(dissenting):
I dissent.
We have consistently held that instructions relative to a specific intent must be limited to the particular intent charged, and that the failure to tailor the instructions to fit the intent charged constitutes error. United States v. Russell L. Williams, 1 USCMA 186, 2 CMR 92, decided February 21, 1952; United States v. Hemp, 1 USCMA 280, 8 CMR 14, decided April 8, 1952; United States v. Jenkins, 1 USCMA 329, 3 CMR 63, decided April 21, 1952. This error does not require reversal, however, unless it can fairly be said that reasonable men would be misled by the instructions. The norm by which we shall test for prejudice is “whether the facts, as brought out at the trial, point so clearly to only one type of intent that it is not possible to believe that the court could have premised its findings of guilt on any type other than that charged.” United States v. Jack G. Johnson, 1 USCMA 536, 4 CMR 128, decided August 7, 1952. See also United States v. Jenkins, supra; United States v. Moynihan, 1 USCMA 333, 3 CMR 67, decided April 21, 1952; United States v. Boone, 1 USCMA 381, 3 CMR 115, decided May 9, 1952; United States v. Cooke, 1 USCMA 421, 4 CMR 13, decided June 3, 1952; United States v. Justice, 1 USCMA 643, 5 CMR 71, decided August 28, 1952.

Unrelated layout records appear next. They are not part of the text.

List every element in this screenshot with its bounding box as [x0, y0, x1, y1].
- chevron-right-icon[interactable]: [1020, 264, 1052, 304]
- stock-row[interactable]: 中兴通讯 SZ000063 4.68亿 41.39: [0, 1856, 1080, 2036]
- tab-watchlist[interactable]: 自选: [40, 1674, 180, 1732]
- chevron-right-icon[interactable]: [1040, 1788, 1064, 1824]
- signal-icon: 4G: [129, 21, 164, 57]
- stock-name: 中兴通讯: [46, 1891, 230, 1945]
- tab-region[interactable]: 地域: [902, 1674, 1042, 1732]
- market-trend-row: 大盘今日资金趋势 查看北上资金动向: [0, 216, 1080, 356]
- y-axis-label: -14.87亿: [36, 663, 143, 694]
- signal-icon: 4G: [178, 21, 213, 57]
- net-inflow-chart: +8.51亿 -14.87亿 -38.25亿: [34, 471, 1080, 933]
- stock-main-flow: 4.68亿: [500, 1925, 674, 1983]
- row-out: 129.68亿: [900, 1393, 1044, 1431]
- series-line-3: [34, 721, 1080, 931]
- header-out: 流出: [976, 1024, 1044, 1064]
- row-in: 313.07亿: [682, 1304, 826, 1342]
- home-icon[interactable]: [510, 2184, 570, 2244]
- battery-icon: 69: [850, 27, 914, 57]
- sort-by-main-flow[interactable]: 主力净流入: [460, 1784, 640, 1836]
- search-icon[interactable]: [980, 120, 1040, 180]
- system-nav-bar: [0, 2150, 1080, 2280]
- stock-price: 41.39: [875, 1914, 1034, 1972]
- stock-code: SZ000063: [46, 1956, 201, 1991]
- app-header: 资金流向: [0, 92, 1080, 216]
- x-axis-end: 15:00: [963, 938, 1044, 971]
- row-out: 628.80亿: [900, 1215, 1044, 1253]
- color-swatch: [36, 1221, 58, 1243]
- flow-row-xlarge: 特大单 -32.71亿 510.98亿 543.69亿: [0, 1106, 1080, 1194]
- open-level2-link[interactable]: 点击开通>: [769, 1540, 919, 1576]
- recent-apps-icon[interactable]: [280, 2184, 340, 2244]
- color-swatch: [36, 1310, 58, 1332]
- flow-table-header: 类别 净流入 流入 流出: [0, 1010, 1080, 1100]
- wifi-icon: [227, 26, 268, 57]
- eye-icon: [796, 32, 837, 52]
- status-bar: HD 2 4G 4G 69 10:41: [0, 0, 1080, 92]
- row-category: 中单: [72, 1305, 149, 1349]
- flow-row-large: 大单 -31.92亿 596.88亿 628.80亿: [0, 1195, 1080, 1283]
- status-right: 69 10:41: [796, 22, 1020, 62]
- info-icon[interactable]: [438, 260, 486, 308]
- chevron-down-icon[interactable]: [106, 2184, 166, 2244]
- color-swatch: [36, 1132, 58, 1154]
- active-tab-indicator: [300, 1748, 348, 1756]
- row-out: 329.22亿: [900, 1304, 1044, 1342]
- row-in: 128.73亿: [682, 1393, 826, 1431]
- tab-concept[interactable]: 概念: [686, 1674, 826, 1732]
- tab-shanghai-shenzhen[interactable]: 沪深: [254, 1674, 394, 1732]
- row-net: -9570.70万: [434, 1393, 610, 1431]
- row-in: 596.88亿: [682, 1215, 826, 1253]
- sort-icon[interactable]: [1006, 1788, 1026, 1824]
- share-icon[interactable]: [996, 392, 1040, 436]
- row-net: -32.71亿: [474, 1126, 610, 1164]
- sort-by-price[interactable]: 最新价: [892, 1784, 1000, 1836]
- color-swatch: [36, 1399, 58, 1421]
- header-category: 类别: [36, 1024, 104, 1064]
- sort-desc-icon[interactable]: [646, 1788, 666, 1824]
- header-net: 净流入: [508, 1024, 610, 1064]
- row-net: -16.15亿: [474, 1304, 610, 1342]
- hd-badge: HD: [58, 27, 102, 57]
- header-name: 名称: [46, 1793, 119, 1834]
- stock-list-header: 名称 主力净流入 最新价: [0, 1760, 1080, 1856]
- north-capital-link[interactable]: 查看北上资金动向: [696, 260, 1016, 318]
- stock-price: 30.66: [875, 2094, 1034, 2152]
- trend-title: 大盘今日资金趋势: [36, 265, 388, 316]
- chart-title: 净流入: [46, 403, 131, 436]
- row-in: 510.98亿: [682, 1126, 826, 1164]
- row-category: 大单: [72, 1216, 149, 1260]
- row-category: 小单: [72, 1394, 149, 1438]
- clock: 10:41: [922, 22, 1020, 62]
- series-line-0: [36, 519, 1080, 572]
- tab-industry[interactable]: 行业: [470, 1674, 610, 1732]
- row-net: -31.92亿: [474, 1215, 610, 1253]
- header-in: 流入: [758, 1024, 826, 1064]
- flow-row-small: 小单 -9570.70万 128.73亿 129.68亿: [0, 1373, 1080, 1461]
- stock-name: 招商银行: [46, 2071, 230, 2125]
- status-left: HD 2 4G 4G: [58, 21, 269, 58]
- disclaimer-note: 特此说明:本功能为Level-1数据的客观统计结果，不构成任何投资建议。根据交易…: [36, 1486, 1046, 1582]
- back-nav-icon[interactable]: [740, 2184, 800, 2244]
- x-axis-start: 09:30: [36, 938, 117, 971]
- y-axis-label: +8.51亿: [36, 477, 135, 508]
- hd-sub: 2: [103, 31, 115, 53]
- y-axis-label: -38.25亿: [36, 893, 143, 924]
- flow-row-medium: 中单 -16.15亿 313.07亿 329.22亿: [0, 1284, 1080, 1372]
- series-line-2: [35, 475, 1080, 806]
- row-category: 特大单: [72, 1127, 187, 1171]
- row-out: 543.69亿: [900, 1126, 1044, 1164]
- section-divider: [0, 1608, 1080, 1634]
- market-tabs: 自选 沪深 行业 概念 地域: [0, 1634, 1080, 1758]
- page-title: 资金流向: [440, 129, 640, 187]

In United States v. Jenkins, supra, a unanimous court placed its stamp of approval upon the following basis for this view:
“While we desire to protect adequately the rights of an accused, we can not found prejudice on every inaccuracy in instructions. Technical errors and minor inaccuracies will creep into the trial of law suits and appellate courts can not administer justice fairly by failing to appreciate that the trial of criminal cases is a practical business, which can not be carried on with perfection. The best we can do is to place our stamp of disapproval on the error and then affirm only those cases where the irregularity does not touch the merits of the findings.”
In that opinion, the analogy of evidence placed upon a scale to determine whether prejudice was present was adopted in the following language:
“. . . . This whole proceeding is weighted so overwhelmingly with evidence indicating an intent to avoid hazardous duty that a reasonable mind would have to ignore one side of the scale which was heavily loaded to choose the other which held barely a scintilla. Our understanding of human behavior leads us to believe that when the scales are so obviously out of balance reasonable minds would not be confused or misled as to which intent could be inferred from the facts.”
Again in United States v. Moynihan, supra, this Court unanimously declared:
“It is not reasonable to conclude that, when you have a mountain of evidence on one side from which an inference of one intent is compelled, *377and a molehill on the other from which a different intent might be inferred, the members of a court-martial would miss the mountain and see the molehill. . .
Although in the cases cited we were concerned exclusively with the offense of desertion, I am convinced that the principles therein enunciated are equally applicable to other instances involving multiple intents. To adopt another rule solely because the offense involved is different is illogical, inconsistent, unrealistic, and altogether out of keeping with plain common sense.
Applying the foregoing principles to the instant case, I agree that the all-inclusive nature of the law officer’s instructions constituted error. This •conclusion is compelled by our décision in United States v. Floyd, 2 USCMA 183, 7 CMR 59, decided February 12, 1953. However, in testing for prejudice, I find a possibility of reasonable men perceiving only two possible intents — premeditated murder, or — because of the evidence of intoxication— unpremeditated murder. Here, as the majority opinion points out, the accused announced his intention of killing his victim, procured the means, and, when only six feet away, commenced firing. He desisted only when his weapon jammed — a circumstance over which he had absolutely no control. Had the death of his victim ensued, a finding of premeditated murder would have followed necessarily, unless the evidence of intoxication justified reduction of the crime to unpremeditated murder. See United States v. Ginn, 1 USCMA 453, 4 CMR 45, decided July 10,1952; United States v. Black, 3 USCMA 57, 11 CMR 57, decided July 10, 1953. Certainly the evidence of intoxication could not reduce the crime below that of unpremeditated murder.
Not even a scintilla of evidence tending to show that this accused was engaged “in an act inherently dangerous to others without any intent to cause the death of, or great bodily harm to, any particular person, or even with a wish that death may not be caused” was before the court-martial. There is not even a shred of evidence which could be tortured by forced or fallacious reasoning into an inference that he was so engaged. To find prejudice to the substantial rights of the accused, it is necessary to conclude that there was a fair possibility that reasonable minds would be confused or misled as to which intent could be inferred from the facts.
Finding no such possibility on the facts of this case, I would affirm the decision of the board of review.